Dayan was a sergeant in the IDF in early 2006 when he was named an Excellent Soldier and invited to the President's Residence to receive an AWIS scholarship. When he was called up to the stage to receive his honors, he saluted Halutz but told him that he cannot shake hands with him, because his family had been expelled from Gush Katif in the Disengagement.
This act of conscientious objection caused the liberal media to team up with officers in the IDF to attack Dayan ruthlessly. The most vicious attack was mounted by columnist Yair Lapid (now an anchorman for Channel 2 TV and a possible political candidate), who used information he received from then-Head of Personnel Branch in the IDF, Maj.-Gen Elazar Stern, to try and show that Dayan lied about his family's expulsion from Gush Katif.

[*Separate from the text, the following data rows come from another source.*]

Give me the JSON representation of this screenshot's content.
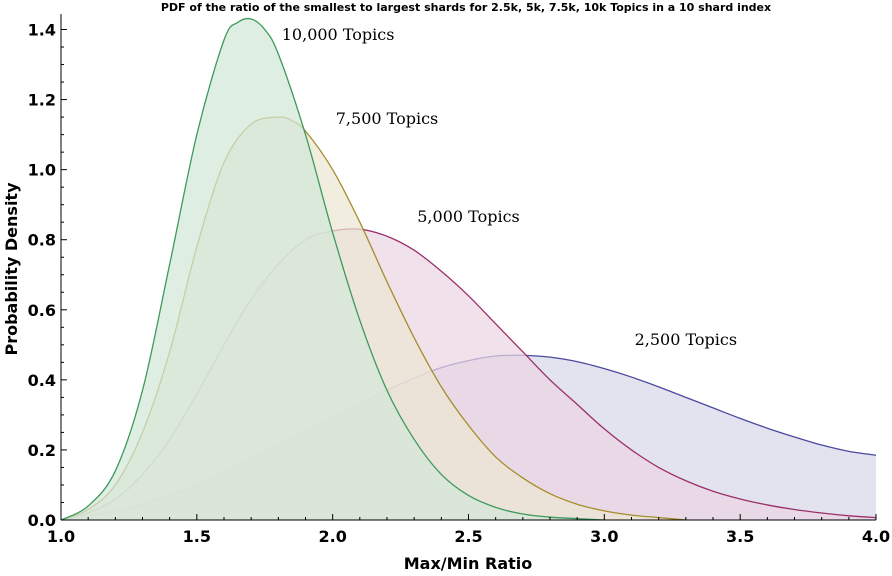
{
  "chart_data": {
    "type": "area",
    "title": "PDF of the ratio of the smallest to largest shards for 2.5k, 5k, 7.5k, 10k Topics in a 10 shard index",
    "xlabel": "Max/Min Ratio",
    "ylabel": "Probability Density",
    "xlim": [
      1.0,
      4.0
    ],
    "ylim": [
      0.0,
      1.43
    ],
    "x_ticks": [
      "1.0",
      "1.5",
      "2.0",
      "2.5",
      "3.0",
      "3.5",
      "4.0"
    ],
    "y_ticks": [
      "0.0",
      "0.2",
      "0.4",
      "0.6",
      "0.8",
      "1.0",
      "1.2",
      "1.4"
    ],
    "grid": false,
    "legend": "none (curves labelled directly)",
    "series": [
      {
        "name": "2,500 Topics",
        "stroke": "#4a4a9e",
        "fill": "#d8d8ea",
        "x": [
          1.0,
          1.1,
          1.2,
          1.3,
          1.4,
          1.5,
          1.6,
          1.7,
          1.8,
          1.9,
          2.0,
          2.1,
          2.2,
          2.3,
          2.4,
          2.5,
          2.6,
          2.7,
          2.8,
          2.9,
          3.0,
          3.1,
          3.2,
          3.3,
          3.4,
          3.5,
          3.6,
          3.7,
          3.8,
          3.9,
          4.0
        ],
        "y": [
          0.0,
          0.012,
          0.025,
          0.045,
          0.07,
          0.1,
          0.135,
          0.17,
          0.21,
          0.25,
          0.29,
          0.33,
          0.37,
          0.405,
          0.435,
          0.455,
          0.468,
          0.47,
          0.465,
          0.452,
          0.432,
          0.408,
          0.38,
          0.35,
          0.32,
          0.29,
          0.262,
          0.237,
          0.214,
          0.196,
          0.185
        ]
      },
      {
        "name": "5,000 Topics",
        "stroke": "#9b2f6b",
        "fill": "#ecd6e3",
        "x": [
          1.0,
          1.1,
          1.2,
          1.3,
          1.4,
          1.5,
          1.6,
          1.7,
          1.8,
          1.9,
          2.0,
          2.1,
          2.2,
          2.3,
          2.4,
          2.5,
          2.6,
          2.7,
          2.8,
          2.9,
          3.0,
          3.1,
          3.2,
          3.3,
          3.4,
          3.5,
          3.6,
          3.7,
          3.8,
          3.9,
          4.0
        ],
        "y": [
          0.0,
          0.02,
          0.06,
          0.13,
          0.23,
          0.36,
          0.5,
          0.63,
          0.73,
          0.8,
          0.825,
          0.83,
          0.81,
          0.77,
          0.71,
          0.64,
          0.56,
          0.48,
          0.4,
          0.33,
          0.26,
          0.2,
          0.15,
          0.112,
          0.082,
          0.06,
          0.043,
          0.03,
          0.02,
          0.012,
          0.007
        ]
      },
      {
        "name": "7,500 Topics",
        "stroke": "#a68d2c",
        "fill": "#ebe6d3",
        "x": [
          1.0,
          1.1,
          1.2,
          1.3,
          1.4,
          1.5,
          1.6,
          1.7,
          1.8,
          1.85,
          1.9,
          2.0,
          2.1,
          2.2,
          2.3,
          2.4,
          2.5,
          2.6,
          2.7,
          2.8,
          2.9,
          3.0,
          3.1,
          3.2,
          3.3
        ],
        "y": [
          0.0,
          0.03,
          0.1,
          0.25,
          0.48,
          0.78,
          1.02,
          1.13,
          1.15,
          1.14,
          1.11,
          1.0,
          0.85,
          0.68,
          0.52,
          0.38,
          0.27,
          0.18,
          0.12,
          0.075,
          0.045,
          0.026,
          0.014,
          0.007,
          0.0
        ]
      },
      {
        "name": "10,000 Topics",
        "stroke": "#3c9a5c",
        "fill": "#d2e8d8",
        "x": [
          1.0,
          1.1,
          1.2,
          1.3,
          1.4,
          1.5,
          1.6,
          1.65,
          1.7,
          1.75,
          1.8,
          1.9,
          2.0,
          2.1,
          2.2,
          2.3,
          2.4,
          2.5,
          2.6,
          2.7,
          2.8,
          2.9,
          3.0
        ],
        "y": [
          0.0,
          0.04,
          0.14,
          0.37,
          0.73,
          1.1,
          1.37,
          1.42,
          1.43,
          1.4,
          1.33,
          1.1,
          0.82,
          0.57,
          0.37,
          0.23,
          0.13,
          0.07,
          0.036,
          0.017,
          0.008,
          0.004,
          0.0
        ]
      }
    ]
  }
}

Dayan took the matter to the courts, and won. A court found that Lapid had libelled Dayan, and ordered him to pay Dayan 12,000 shekels; the journalist may yet wind up paying more if Dayan's appeal of that verdict is successful. When it turned out that Lapid had received information from Stern, Dayan sued Stern as well. Stern's lawyers reached a compromise deal with Dayan, and the IDF wound up paying Dayan about 50,000 shekels in Stern's name.

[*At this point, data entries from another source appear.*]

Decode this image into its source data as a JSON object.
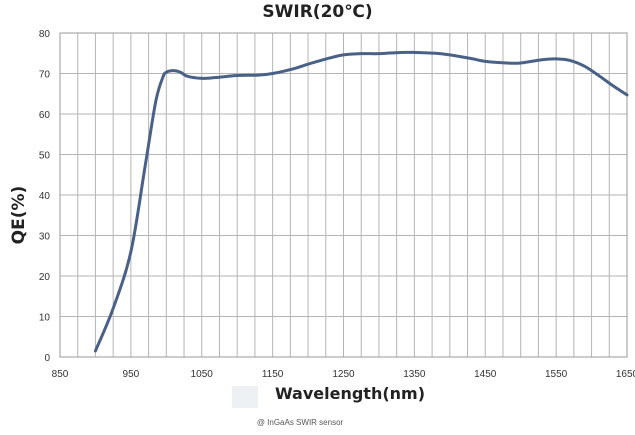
{
  "chart_data": {
    "type": "line",
    "title": "SWIR(20℃)",
    "xlabel": "Wavelength(nm)",
    "ylabel": "QE(%)",
    "xlim": [
      850,
      1650
    ],
    "ylim": [
      0,
      80
    ],
    "xticks": [
      "850",
      "950",
      "1050",
      "1150",
      "1250",
      "1350",
      "1450",
      "1550",
      "1650"
    ],
    "yticks": [
      "0",
      "10",
      "20",
      "30",
      "40",
      "50",
      "60",
      "70",
      "80"
    ],
    "grid": true,
    "series": [
      {
        "color": "#4a6187",
        "x": [
          900,
          925,
          950,
          970,
          985,
          995,
          1000,
          1010,
          1020,
          1030,
          1050,
          1070,
          1100,
          1130,
          1150,
          1180,
          1200,
          1230,
          1250,
          1275,
          1300,
          1330,
          1350,
          1380,
          1400,
          1430,
          1450,
          1480,
          1500,
          1530,
          1550,
          1570,
          1590,
          1610,
          1630,
          1650
        ],
        "y": [
          1.5,
          12,
          26,
          47,
          63,
          69,
          70.3,
          70.7,
          70.3,
          69.3,
          68.8,
          69,
          69.5,
          69.6,
          70,
          71.2,
          72.3,
          73.8,
          74.6,
          74.9,
          74.9,
          75.2,
          75.2,
          75,
          74.6,
          73.7,
          73,
          72.6,
          72.6,
          73.4,
          73.6,
          73.2,
          71.8,
          69.5,
          67,
          64.7
        ]
      }
    ]
  },
  "caption": "@ InGaAs SWIR sensor"
}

The current case began when Dayan initially received a voucher for the study diploma from AWIS. He paid for his studies in the Hesder Yeshiva of Arad and submitted the receipt to AWIS, as he was told to do. However, he was then informed that the IDF was refusing to pay for his scholarship.
He took this matter to court as well and has now succeeded in this third case. The Small Claims Court in Jerusalem ruled that the IDF must pay the scholarship and that his behavior on the stage at the President's Residence had nothing to do with the matter.